Я живу в одной палатке вместе с Коменданте Бэ и Коменданте Рэ. Не каждый, конечно, знает, что Коменданте Рэ в старой жизни носил вполне мирное имя Александр Рейн. Да и немногие знают, что я в старой жизни – Иван Гольдин, «Отец-Идентификатор». На революционных фронтах я известен под именем Коменданте Гэ, я член реввоенсовета и отвечаю за идеологическое сознание бойцов. В довершение ко всему я кошу под придурка и даже, когда требуется, могу пыльнуть «дурью» – в нашем отряде все бойцы проходят тренинг по половому камуфляжу.
Сегодня днем во время обеденного перерыва я, налив себе стаканчик текилы, залез в гамак с томиком Фолкнера. У нас в отрядном клубе собралась неплохая библиотека – крестьяне, помимо молока и коз, притаскивают порой и книги. Притаскивают они их, конечно, на растопку, но я отбираю то, что представляет интерес для моего идеологического, агитационного дела.
Итак, потягивая текилу и едва покачиваясь на упругих нитях гамака, я погружался и в словесную вязь фолкнеровских рассказов, и в колоритную вязь американского юга позапрошлого столетия. Пробираться через обе вязи было непросто – рабовладельческий американский юг остался далеко в прошлом; а через вязь фолкнеровских предложений пойди пробейся, каждое из них длиной на страницу, а то и две.

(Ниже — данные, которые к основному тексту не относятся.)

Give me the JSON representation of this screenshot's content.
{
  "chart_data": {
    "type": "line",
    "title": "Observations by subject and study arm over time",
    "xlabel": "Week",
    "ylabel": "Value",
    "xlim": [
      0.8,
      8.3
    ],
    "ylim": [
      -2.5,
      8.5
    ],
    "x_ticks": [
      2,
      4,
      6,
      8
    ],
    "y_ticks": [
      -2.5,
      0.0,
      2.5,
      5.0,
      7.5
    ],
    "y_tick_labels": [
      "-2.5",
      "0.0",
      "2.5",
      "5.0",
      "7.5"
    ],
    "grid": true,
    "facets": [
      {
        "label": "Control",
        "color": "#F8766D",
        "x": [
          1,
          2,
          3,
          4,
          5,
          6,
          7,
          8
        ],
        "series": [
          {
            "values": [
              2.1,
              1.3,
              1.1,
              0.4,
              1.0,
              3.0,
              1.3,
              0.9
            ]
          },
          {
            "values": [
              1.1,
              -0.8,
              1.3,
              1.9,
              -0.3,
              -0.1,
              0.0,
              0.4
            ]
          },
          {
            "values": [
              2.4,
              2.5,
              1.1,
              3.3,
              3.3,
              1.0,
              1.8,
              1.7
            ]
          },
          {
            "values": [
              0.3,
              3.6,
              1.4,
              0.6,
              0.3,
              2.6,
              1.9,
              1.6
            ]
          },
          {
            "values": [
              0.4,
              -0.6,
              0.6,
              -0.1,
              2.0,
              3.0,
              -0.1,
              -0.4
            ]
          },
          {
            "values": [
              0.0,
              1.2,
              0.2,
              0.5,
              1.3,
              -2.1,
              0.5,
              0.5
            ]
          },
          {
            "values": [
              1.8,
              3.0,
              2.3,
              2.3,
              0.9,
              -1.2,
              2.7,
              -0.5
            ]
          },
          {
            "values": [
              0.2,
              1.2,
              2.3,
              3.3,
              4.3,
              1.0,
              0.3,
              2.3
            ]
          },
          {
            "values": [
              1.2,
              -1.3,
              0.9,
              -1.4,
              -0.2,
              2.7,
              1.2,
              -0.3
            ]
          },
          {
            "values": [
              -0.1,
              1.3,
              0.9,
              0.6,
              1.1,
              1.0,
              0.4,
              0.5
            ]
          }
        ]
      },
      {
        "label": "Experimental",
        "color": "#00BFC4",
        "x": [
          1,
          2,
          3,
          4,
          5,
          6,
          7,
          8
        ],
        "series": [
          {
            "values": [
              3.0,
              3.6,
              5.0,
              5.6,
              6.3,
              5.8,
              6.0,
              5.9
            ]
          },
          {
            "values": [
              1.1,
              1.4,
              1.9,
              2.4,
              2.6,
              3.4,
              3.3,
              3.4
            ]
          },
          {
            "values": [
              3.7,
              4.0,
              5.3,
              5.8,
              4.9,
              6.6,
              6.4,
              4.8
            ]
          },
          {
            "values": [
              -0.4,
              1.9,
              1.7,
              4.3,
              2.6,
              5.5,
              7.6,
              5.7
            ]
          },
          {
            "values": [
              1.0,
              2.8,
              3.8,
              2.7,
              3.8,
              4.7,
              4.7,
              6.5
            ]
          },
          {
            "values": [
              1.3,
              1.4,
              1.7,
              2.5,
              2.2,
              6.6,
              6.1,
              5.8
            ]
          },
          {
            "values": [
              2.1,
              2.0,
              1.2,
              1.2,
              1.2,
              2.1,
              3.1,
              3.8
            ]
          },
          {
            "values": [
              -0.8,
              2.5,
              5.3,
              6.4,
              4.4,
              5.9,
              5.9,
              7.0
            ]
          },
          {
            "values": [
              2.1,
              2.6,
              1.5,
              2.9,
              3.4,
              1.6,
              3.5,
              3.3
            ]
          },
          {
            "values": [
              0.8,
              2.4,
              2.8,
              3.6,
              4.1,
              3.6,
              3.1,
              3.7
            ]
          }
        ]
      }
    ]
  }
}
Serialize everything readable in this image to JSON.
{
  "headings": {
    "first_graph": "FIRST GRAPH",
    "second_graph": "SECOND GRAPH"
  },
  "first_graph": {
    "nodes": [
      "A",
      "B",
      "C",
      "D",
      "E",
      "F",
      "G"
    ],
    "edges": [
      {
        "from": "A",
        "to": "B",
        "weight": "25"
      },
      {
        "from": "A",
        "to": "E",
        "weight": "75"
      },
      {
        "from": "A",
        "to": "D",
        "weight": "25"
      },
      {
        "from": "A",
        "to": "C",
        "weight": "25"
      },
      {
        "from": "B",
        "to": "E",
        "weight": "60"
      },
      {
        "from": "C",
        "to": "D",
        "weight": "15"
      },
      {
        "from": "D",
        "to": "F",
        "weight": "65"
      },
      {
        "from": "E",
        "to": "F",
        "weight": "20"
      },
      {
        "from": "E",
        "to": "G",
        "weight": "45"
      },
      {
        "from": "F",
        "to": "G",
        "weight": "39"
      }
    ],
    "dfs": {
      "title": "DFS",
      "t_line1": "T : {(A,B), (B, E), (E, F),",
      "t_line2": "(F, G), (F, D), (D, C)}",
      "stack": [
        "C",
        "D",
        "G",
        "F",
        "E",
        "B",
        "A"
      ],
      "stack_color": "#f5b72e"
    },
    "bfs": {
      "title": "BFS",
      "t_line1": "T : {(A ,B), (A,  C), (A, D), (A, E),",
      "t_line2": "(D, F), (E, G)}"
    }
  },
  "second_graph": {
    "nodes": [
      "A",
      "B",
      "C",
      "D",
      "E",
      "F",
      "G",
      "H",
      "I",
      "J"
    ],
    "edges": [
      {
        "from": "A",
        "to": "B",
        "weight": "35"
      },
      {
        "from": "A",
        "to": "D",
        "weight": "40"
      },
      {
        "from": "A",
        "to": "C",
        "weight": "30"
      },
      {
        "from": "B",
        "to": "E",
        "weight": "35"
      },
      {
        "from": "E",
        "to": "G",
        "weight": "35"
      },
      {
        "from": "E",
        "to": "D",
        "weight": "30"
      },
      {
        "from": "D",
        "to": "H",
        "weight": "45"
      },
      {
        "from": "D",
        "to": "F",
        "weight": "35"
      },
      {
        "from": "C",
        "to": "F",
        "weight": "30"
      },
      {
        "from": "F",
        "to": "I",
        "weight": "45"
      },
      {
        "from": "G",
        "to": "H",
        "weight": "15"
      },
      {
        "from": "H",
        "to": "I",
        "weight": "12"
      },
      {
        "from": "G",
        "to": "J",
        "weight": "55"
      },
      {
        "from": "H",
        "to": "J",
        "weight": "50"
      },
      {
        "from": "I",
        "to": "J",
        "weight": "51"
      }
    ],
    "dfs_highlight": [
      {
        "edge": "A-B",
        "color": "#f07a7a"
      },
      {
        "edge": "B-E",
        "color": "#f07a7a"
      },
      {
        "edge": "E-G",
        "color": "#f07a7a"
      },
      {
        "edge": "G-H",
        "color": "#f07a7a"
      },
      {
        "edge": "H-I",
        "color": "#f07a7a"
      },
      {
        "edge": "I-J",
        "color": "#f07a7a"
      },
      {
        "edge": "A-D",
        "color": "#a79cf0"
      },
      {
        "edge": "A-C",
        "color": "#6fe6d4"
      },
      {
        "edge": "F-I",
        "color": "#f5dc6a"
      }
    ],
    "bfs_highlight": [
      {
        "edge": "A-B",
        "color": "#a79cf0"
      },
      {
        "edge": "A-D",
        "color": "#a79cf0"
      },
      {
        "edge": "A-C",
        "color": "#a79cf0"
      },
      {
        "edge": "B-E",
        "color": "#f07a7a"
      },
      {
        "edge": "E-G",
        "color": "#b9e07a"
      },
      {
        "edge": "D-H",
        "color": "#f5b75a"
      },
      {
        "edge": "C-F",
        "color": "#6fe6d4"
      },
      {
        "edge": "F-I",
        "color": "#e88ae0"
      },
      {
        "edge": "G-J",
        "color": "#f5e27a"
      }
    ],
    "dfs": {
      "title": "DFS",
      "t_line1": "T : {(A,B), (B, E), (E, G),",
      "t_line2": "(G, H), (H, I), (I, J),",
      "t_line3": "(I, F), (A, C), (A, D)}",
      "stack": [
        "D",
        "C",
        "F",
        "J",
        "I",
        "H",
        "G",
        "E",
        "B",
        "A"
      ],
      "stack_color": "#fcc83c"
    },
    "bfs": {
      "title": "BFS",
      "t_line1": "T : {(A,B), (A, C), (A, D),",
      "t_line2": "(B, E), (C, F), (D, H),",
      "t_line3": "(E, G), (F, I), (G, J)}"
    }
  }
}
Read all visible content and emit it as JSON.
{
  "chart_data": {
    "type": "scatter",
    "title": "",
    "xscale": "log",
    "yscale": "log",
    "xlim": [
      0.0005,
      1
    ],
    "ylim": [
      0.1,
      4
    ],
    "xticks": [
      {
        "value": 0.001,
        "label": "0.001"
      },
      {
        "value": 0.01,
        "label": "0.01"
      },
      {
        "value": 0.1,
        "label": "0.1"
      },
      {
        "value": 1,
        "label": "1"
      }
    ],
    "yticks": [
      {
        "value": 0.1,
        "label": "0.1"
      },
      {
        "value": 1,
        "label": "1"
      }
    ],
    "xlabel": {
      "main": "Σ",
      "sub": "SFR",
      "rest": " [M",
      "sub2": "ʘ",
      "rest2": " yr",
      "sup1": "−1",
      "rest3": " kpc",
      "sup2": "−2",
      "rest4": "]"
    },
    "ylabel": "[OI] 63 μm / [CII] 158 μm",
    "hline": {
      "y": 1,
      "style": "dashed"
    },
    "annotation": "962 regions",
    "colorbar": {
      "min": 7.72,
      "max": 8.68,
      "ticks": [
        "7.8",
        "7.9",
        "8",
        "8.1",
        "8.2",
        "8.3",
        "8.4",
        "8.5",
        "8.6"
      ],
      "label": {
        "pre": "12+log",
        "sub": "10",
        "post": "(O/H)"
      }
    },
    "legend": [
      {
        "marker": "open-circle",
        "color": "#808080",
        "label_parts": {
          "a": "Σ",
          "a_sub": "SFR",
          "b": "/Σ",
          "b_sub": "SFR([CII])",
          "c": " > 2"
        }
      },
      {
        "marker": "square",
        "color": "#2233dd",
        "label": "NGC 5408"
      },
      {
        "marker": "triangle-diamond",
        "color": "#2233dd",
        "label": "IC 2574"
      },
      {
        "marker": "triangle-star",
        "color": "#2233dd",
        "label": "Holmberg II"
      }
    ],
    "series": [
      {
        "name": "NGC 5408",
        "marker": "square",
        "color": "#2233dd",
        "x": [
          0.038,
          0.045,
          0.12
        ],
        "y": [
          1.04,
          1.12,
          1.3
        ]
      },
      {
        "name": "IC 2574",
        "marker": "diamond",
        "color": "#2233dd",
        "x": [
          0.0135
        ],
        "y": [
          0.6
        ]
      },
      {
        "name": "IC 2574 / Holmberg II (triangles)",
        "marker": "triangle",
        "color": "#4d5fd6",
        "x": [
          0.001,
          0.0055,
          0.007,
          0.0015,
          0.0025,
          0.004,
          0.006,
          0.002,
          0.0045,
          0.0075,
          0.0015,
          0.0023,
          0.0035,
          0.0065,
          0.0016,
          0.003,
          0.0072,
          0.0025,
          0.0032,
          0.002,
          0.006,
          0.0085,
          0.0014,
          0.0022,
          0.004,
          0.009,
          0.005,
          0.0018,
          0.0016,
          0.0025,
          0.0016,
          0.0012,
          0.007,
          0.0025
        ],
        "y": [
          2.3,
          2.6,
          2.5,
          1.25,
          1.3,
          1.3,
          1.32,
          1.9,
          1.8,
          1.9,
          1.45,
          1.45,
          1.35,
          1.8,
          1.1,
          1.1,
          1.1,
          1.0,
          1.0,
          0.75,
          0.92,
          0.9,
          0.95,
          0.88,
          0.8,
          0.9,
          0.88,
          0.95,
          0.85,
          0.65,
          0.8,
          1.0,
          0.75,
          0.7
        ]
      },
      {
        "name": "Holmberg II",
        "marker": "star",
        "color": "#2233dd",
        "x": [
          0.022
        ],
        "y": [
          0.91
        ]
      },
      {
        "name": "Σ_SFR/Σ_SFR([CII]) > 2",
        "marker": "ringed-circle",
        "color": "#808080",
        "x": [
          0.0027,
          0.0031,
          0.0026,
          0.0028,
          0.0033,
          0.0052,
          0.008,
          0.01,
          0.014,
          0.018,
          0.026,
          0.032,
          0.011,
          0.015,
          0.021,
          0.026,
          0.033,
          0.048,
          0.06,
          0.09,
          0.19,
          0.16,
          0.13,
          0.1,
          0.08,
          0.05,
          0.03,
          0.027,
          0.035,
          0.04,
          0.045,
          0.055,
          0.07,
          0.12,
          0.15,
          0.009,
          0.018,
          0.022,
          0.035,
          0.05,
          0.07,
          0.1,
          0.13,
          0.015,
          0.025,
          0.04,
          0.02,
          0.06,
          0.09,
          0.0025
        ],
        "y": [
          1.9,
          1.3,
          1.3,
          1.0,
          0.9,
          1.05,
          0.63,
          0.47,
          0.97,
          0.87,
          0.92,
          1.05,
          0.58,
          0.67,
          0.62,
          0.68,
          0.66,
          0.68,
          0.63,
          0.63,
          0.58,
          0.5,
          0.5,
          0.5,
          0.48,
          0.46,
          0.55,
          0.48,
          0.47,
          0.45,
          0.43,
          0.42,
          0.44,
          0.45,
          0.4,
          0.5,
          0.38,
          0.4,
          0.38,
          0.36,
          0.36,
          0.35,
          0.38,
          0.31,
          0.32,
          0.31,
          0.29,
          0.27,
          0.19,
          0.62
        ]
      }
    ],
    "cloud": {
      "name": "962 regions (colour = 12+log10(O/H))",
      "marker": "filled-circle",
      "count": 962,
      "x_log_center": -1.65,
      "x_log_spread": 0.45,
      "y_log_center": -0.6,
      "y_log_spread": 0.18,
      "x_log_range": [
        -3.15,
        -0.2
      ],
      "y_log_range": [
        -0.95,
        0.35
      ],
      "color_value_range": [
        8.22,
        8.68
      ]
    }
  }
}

Но меня тешил чудесный день боливийской осени, да и один рассказ, надо сказать, увлек. В нем описывалось психологическое состояние беглого раба, который, скрываясь от погони, заплутал в лесу. Голодный и отчаявшийся, он попытался поймать змею, чтобы, съев ее, хоть как-то утолить голод. К сожалению, змея успела укусить его в руку, когда он сворачивал ей голову. Змею он все-таки съел, но вот рука начала отсыхать и к утру отсохла полностью.
Я отложил книгу, вгляделся в глубокое, синее латиноамериканское небо над головой, задумался. Судьба беглого негра меня больше не занимала. План родился мгновенно, я выпрыгнул из гамака, вошел в палатку.
– Бэ, – обратился я к соратнику по революционной борьбе, – мне надо, чтобы сегодня же твои ребята отловили в лесах сотню-другую змей, отсосали у них яд в отдельные баночки и доставили мне. – Бэ посмотрел на меня с удивлением. – Это важно, – только и добавил я. Он кивнул и вышел из палатки – мы жили по правилу: Коменданте никогда не ставит под сомнение решение другого Коменданте.
На следующий день я начал эксперименты с ядом различных змей. Я составлял из них разные комбинации, разные дозировки. Потом колол доставленную на убой домашнюю живность – козлов, баранов, петухов. В определенные места колол.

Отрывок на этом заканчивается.